Even the C ABI many talk about, most of them don't have any idea of what they are actually talking about.
First of all, it is the OS ABI, in operating systems that happened to be written in C.
Secondly, even C binary libraries have plenty of breakage opportunities within the same std, and compiler.
ABI stability even in languages that kind of promise it, is in reality an half promise.
Bytecode, or some part of the language is guaranteed to be stable, while being tied to a specific version, not all build flags fall under the promise, and not much is promised over the standard library.
Even other good examples that go to great efforts like Java, .NET or Swift, aren't fully ABI safe.

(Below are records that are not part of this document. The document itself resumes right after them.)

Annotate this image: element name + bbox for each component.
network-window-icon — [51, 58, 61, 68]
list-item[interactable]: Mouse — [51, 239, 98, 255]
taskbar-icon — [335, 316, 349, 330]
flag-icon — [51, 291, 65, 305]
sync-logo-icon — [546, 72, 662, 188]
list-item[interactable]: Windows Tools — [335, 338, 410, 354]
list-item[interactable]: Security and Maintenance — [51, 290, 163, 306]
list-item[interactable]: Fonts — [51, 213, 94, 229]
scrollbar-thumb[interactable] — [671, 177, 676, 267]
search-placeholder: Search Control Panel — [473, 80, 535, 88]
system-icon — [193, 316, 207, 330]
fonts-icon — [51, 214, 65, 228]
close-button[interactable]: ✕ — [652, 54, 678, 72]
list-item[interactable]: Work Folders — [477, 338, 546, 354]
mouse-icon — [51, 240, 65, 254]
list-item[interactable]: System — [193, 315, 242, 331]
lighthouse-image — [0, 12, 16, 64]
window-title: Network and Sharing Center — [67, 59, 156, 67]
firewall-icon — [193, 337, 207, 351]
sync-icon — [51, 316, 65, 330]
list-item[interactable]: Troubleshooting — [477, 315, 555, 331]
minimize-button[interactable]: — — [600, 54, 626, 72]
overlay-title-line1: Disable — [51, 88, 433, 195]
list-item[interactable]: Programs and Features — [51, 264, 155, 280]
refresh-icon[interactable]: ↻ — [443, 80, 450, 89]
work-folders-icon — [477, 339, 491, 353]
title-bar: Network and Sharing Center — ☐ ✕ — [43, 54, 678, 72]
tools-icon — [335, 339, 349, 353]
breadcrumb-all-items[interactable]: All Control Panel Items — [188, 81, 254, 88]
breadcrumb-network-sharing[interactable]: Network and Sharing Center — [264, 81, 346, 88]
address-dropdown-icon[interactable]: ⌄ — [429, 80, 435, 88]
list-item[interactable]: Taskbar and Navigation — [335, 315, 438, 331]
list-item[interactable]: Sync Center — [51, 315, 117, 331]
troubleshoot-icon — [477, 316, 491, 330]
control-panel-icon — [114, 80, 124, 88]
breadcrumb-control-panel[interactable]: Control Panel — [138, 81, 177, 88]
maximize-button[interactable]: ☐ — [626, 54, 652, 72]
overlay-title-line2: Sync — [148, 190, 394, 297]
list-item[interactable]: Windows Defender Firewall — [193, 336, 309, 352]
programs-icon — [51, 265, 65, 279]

It may be per-OS (I wouldn't try linking Linux and NT object files even if they were both compiled from C by GCC with matching versions and everything), but enough details come from C that I think it's fair to call it a C ABI. Like, I can write unix software in pascal, but in order to write to stdout that code is gonna have to convert pascal strings into C strings. OTOH, pascal binaries using pascal libraries can use pascal semantics even on an OS that uses C ABIs.
Try to link two binary libraries in Linux, both compiled with GCC, while not using exactly the same compiler flags, or the same data padding, for example things like structures.
Since committee people can explain it even better,
"To Save C, We Must Save ABI"
https://thephd.dev/to-save-c-we-must-save-abi-fixing-c-funct...
And while, yes, there are times where ABIs are broken, compiler versions affecting things would add a whole another uncontrollable axis on top of that. I would quite like to avoid a world of "this library can only be used by code compiled with clang-25" as much as possible.